For biotech founders, one lesson from Chen's journey is the importance of strategic resourcefulness "don't rush in full-time; leverage programs to learn and build key components" as Chen advises new founders. Aspiring biotech entrepreneurs should tap into accelerators (like IndieBio which helped launch Hyasynth), government seed programs, and academic incubators to systematically de-risk their ideas. It's wise to find strong mentors or advisors as Guru Singh analogized, every founder needs a "guru" or guide in unfamiliar territory. At the company strategy level, startups should stay problem-driven: focus on pressing real-world needs (e.g., therapeutic gaps, sustainability challenges) where your technology can be uniquely applied, rather than technology in search of a market. This increases the odds of product-market fit and societal impact. Build collaboration early partner with academia for research validation and with industry for co-development or early adoption opportunities. Finally, adopt a global mindset but a local commitment: plan to compete internationally, yet strive to keep your intellectual property, headquarters, or manufacturing anchored in Canada as you grow. This not only contributes back to the domestic ecosystem (through job creation and spin-offs) but can also leverage Canada's supportive environment (e.g., R&D credits, talent pool) as a competitive advantage.


Conclusion


Canada's biotech sector is at an inflection point. The conversation between Guru Singh and Kevin Chen makes clear that the country has world-leading scientific innovation and the latent capacity to be a leader in the coming "Bio Century" but realizing that potential requires concerted action to bridge the gap between invention and impact. Recent industry reports underscore that Canada must develop "as many potential anchor companies as possible" to achieve a self-sustaining life sciences ecosystem. In other words, we need to translate our rich research base into real businesses and solutions on Canadian soil. This will entail breaking silos: aligning academia's goals with industry needs, ensuring policies incentivize domestic commercialization, and cultivating an environment where entrepreneurs can thrive. The payoff is enormous. A vibrant biotech industry would not only boost Canada's economy, but also enhance health and sustainability for Canadians from new medicines and diagnostics to bio-based materials and clean technology.

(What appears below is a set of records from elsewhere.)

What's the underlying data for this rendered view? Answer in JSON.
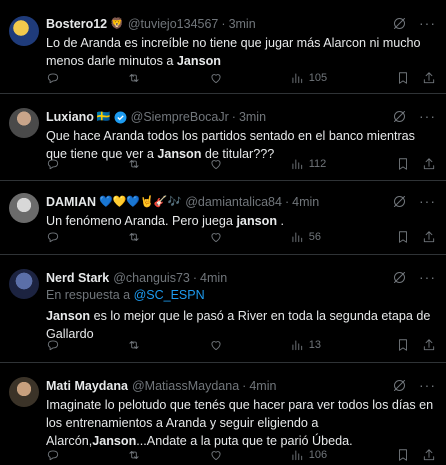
{
  "tweets": [
    {
      "name": "Bostero12",
      "emoji": "🦁",
      "handle": "@tuviejo134567",
      "time": "3min",
      "text_before": "Lo de Aranda es increíble no tiene que jugar más Alarcon ni mucho menos darle minutos a ",
      "bold": "Janson",
      "text_after": "",
      "views": "105"
    },
    {
      "name": "Luxiano",
      "emoji": "🇸🇪",
      "handle": "@SiempreBocaJr",
      "time": "3min",
      "text_before": "Que hace Aranda todos los partidos sentado en el banco mientras que tiene que ver a ",
      "bold": "Janson",
      "text_after": " de titular???",
      "views": "112"
    },
    {
      "name": "DAMIAN",
      "emoji": "💙💛💙🤘🎸🎶",
      "handle": "@damiantalica84",
      "time": "4min",
      "text_before": "Un fenómeno Aranda. Pero juega ",
      "bold": "janson",
      "text_after": " .",
      "views": "56"
    },
    {
      "name": "Nerd Stark",
      "emoji": "",
      "handle": "@changuis73",
      "time": "4min",
      "reply_prefix": "En respuesta a ",
      "reply_handle": "@SC_ESPN",
      "text_before": "",
      "bold": "Janson",
      "text_after": " es lo mejor que le pasó a River en toda la segunda etapa de Gallardo",
      "views": "13"
    },
    {
      "name": "Mati Maydana",
      "emoji": "",
      "handle": "@MatiassMaydana",
      "time": "4min",
      "text_before": "Imaginate lo pelotudo que tenés que hacer para ver todos los días en los entrenamientos a Aranda y seguir eligiendo a Alarcón,",
      "bold": "Janson",
      "text_after": "...Andate a la puta que te parió Úbeda.",
      "views": "106"
    }
  ],
  "colors": {
    "background": "#000000",
    "text": "#e7e9ea",
    "muted": "#71767b",
    "link": "#1d9bf0"
  }
}
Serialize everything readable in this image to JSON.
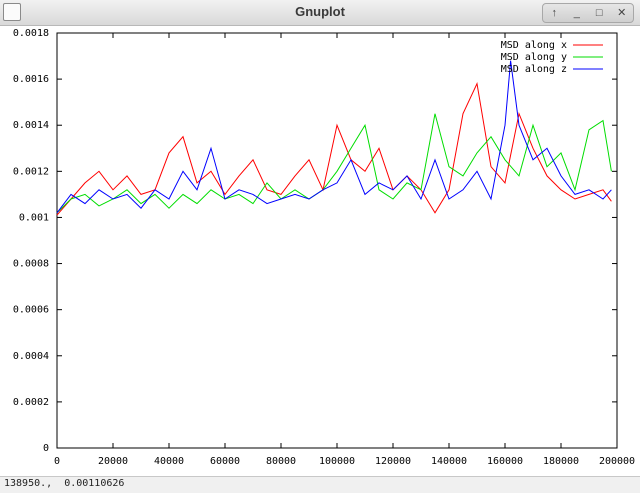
{
  "window": {
    "title": "Gnuplot",
    "buttons": {
      "up": "↑",
      "minimize": "_",
      "maximize": "□",
      "close": "✕"
    }
  },
  "status": {
    "text": "138950.,  0.00110626"
  },
  "chart_data": {
    "type": "line",
    "title": "",
    "xlabel": "",
    "ylabel": "",
    "xlim": [
      0,
      200000
    ],
    "ylim": [
      0,
      0.0018
    ],
    "x_ticks": [
      0,
      20000,
      40000,
      60000,
      80000,
      100000,
      120000,
      140000,
      160000,
      180000,
      200000
    ],
    "y_ticks": [
      0,
      0.0002,
      0.0004,
      0.0006,
      0.0008,
      0.001,
      0.0012,
      0.0014,
      0.0016,
      0.0018
    ],
    "x_tick_labels": [
      "0",
      "20000",
      "40000",
      "60000",
      "80000",
      "100000",
      "120000",
      "140000",
      "160000",
      "180000",
      "200000"
    ],
    "y_tick_labels": [
      "0",
      "0.0002",
      "0.0004",
      "0.0006",
      "0.0008",
      "0.001",
      "0.0012",
      "0.0014",
      "0.0016",
      "0.0018"
    ],
    "grid": false,
    "legend_position": "top-right",
    "series": [
      {
        "name": "MSD along x",
        "color": "#ff0000",
        "x": [
          0,
          5000,
          10000,
          15000,
          20000,
          25000,
          30000,
          35000,
          40000,
          45000,
          50000,
          55000,
          60000,
          65000,
          70000,
          75000,
          80000,
          85000,
          90000,
          95000,
          100000,
          105000,
          110000,
          115000,
          120000,
          125000,
          130000,
          135000,
          140000,
          145000,
          150000,
          155000,
          160000,
          165000,
          170000,
          175000,
          180000,
          185000,
          190000,
          195000,
          198000
        ],
        "y": [
          0.00101,
          0.00108,
          0.00115,
          0.0012,
          0.00112,
          0.00118,
          0.0011,
          0.00112,
          0.00128,
          0.00135,
          0.00115,
          0.0012,
          0.0011,
          0.00118,
          0.00125,
          0.00112,
          0.0011,
          0.00118,
          0.00125,
          0.00112,
          0.0014,
          0.00125,
          0.0012,
          0.0013,
          0.00112,
          0.00118,
          0.00112,
          0.00102,
          0.00112,
          0.00145,
          0.00158,
          0.00122,
          0.00115,
          0.00145,
          0.0013,
          0.00118,
          0.00112,
          0.00108,
          0.0011,
          0.00112,
          0.00107
        ]
      },
      {
        "name": "MSD along y",
        "color": "#00dd00",
        "x": [
          0,
          5000,
          10000,
          15000,
          20000,
          25000,
          30000,
          35000,
          40000,
          45000,
          50000,
          55000,
          60000,
          65000,
          70000,
          75000,
          80000,
          85000,
          90000,
          95000,
          100000,
          105000,
          110000,
          115000,
          120000,
          125000,
          130000,
          135000,
          140000,
          145000,
          150000,
          155000,
          160000,
          165000,
          170000,
          175000,
          180000,
          185000,
          190000,
          195000,
          198000
        ],
        "y": [
          0.00102,
          0.00108,
          0.0011,
          0.00105,
          0.00108,
          0.00112,
          0.00106,
          0.0011,
          0.00104,
          0.0011,
          0.00106,
          0.00112,
          0.00108,
          0.0011,
          0.00106,
          0.00115,
          0.00108,
          0.00112,
          0.00108,
          0.00112,
          0.0012,
          0.0013,
          0.0014,
          0.00112,
          0.00108,
          0.00115,
          0.00112,
          0.00145,
          0.00122,
          0.00118,
          0.00128,
          0.00135,
          0.00125,
          0.00118,
          0.0014,
          0.00122,
          0.00128,
          0.00112,
          0.00138,
          0.00142,
          0.0012
        ]
      },
      {
        "name": "MSD along z",
        "color": "#0000ff",
        "x": [
          0,
          5000,
          10000,
          15000,
          20000,
          25000,
          30000,
          35000,
          40000,
          45000,
          50000,
          55000,
          60000,
          65000,
          70000,
          75000,
          80000,
          85000,
          90000,
          95000,
          100000,
          105000,
          110000,
          115000,
          120000,
          125000,
          130000,
          135000,
          140000,
          145000,
          150000,
          155000,
          160000,
          162000,
          165000,
          170000,
          175000,
          180000,
          185000,
          190000,
          195000,
          198000
        ],
        "y": [
          0.00102,
          0.0011,
          0.00106,
          0.00112,
          0.00108,
          0.0011,
          0.00104,
          0.00112,
          0.00108,
          0.0012,
          0.00112,
          0.0013,
          0.00108,
          0.00112,
          0.0011,
          0.00106,
          0.00108,
          0.0011,
          0.00108,
          0.00112,
          0.00115,
          0.00125,
          0.0011,
          0.00115,
          0.00112,
          0.00118,
          0.00108,
          0.00125,
          0.00108,
          0.00112,
          0.0012,
          0.00108,
          0.0014,
          0.00168,
          0.0014,
          0.00125,
          0.0013,
          0.00118,
          0.0011,
          0.00112,
          0.00108,
          0.00112
        ]
      }
    ]
  }
}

As Guru Singh concluded in the podcast, Canada's moment to lead in biotech is here and now but it must be seized with intent. By updating our policy infrastructure, redefining success metrics towards impact, and doubling down on our talent and resources, Canada can shift from being a biotech research powerhouse to a bioinnovation superpower.


The path forward will demand bold decisions: nurturing the first generation of anchor companies, steering more research out of the lab and into the market, and perhaps most importantly, believing that Canadian biotech can indeed change the world. With the right alignment of vision and action, the next breakthrough discovered in a Canadian lab might also be developed, produced, and delivered from Canada a full bench-to-bedside triumph fueling both societal progress and a flourishing bioeconomy.